How to harness Dark Data?
As you have seen in the previous sections, there is a huge Digital Universe which is yet largely untapped and not being used for driving analytics and insights. Dark Analytics refers to the ability of using Dark Data for deriving intelligence and insights which the organizations can then use.
Embracing this data will require a “Data first” mindset across the hierarchy. What this means is that the companies have to change the ways they go about their data. The entire data journey has to be thought through, from capturing, processing, storage and consumption. Lot of the companies capture the data purely from a regulatory and compliance aspects, not necessarily for making it available to users. Hence, the data ends up being siloed and in disparate systems of their choice. This “data hoarding” results in huge volumes of data, not necessarily all useful and error prone at the same time. A “Data First” Strategy will allow for Data Democratization while ensuring Data Quality, Data Governance, and Data Security in accordance with the F.A.I.R (findable, accessible, interoperable and reusable) data principles.

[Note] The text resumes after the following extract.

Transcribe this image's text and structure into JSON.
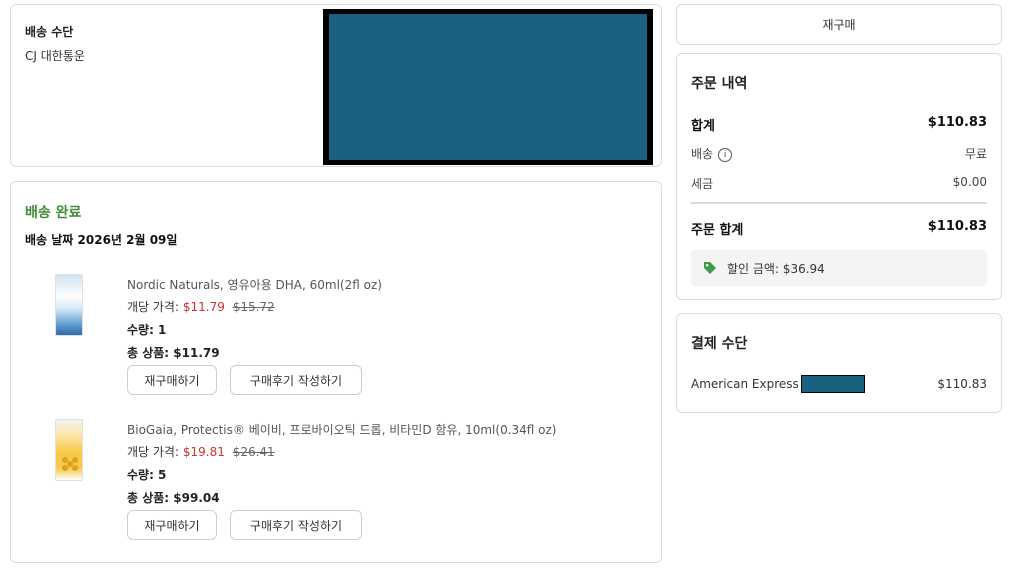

On the technology front, thanks to the availability of Public Cloud Platforms (Amazon, Google, Microsoft) to name a few, with the ready to use service offerings both as PaaS (Platform as a Service) and SaaS (Software as a Service) , the journey to Dark Analytics is now much more smooth. With the technology continuously evolving, text mining, video analytics and speech to text are slowly becoming out of the box implementations. Google’s Video Analytics API, for instance, can now go through every scene in a video and identify specific elements in the scenes. A search engine can then be implemented to look through the video to identify specific features and when they show up in the video.
The high-performance compute and elasticity offered by Cloud, Cognitive Analytics and Pattern Recognition using Machine Learning is making it possible to use this data for analytics. Having said that, organizations will also have to ensure that the analytics insights presented can be trusted, is compliant and doesn’t invite cyber security threats.
Clearly, Dark Data is not structural or relational data. It is not unstructured data as well, as long as you are able to capture, classify and use it for insights. It might seem that this is synonymous to Big Data, but remember in Big Data analytics, we are talking about data (structured /unstructured) which we are collecting and using for analytics.
If you are an organization looking to use the vast potential of Dark Data, you need to start with the following steps:
Source Data Assessment: Analyze the points where data is being generated, not limited just to the ERP and the Point of Sales systems.
Data Platform Assessment: Understand the limitations and capabilities of the existing data platform, and whether it can help with data capture and extraction.
Consider Cloud: Cloud provides unlimited elasticity and flexibility as well as host of ready to use services which can be used as a starting point for extracting this data.
Identify Business Use Case: In order to see the gains and infuse stakeholder confidence, identify a use case for quick turnaround and value expected.
In today’s world, almost all business are data businesses. Organizations need to be able to capitalize and act on this data to stay competitive else risk getting obsolete. Companies like Google, Amazon, Facebook have been doing this for years now and hence are the leaders in this space. But it’s never too late to start. Data Modernization holds the key. At the same time, compliance, security, threats are areas which needs to be accounted for. If done right, this will open doors to a whole new world of opportunities.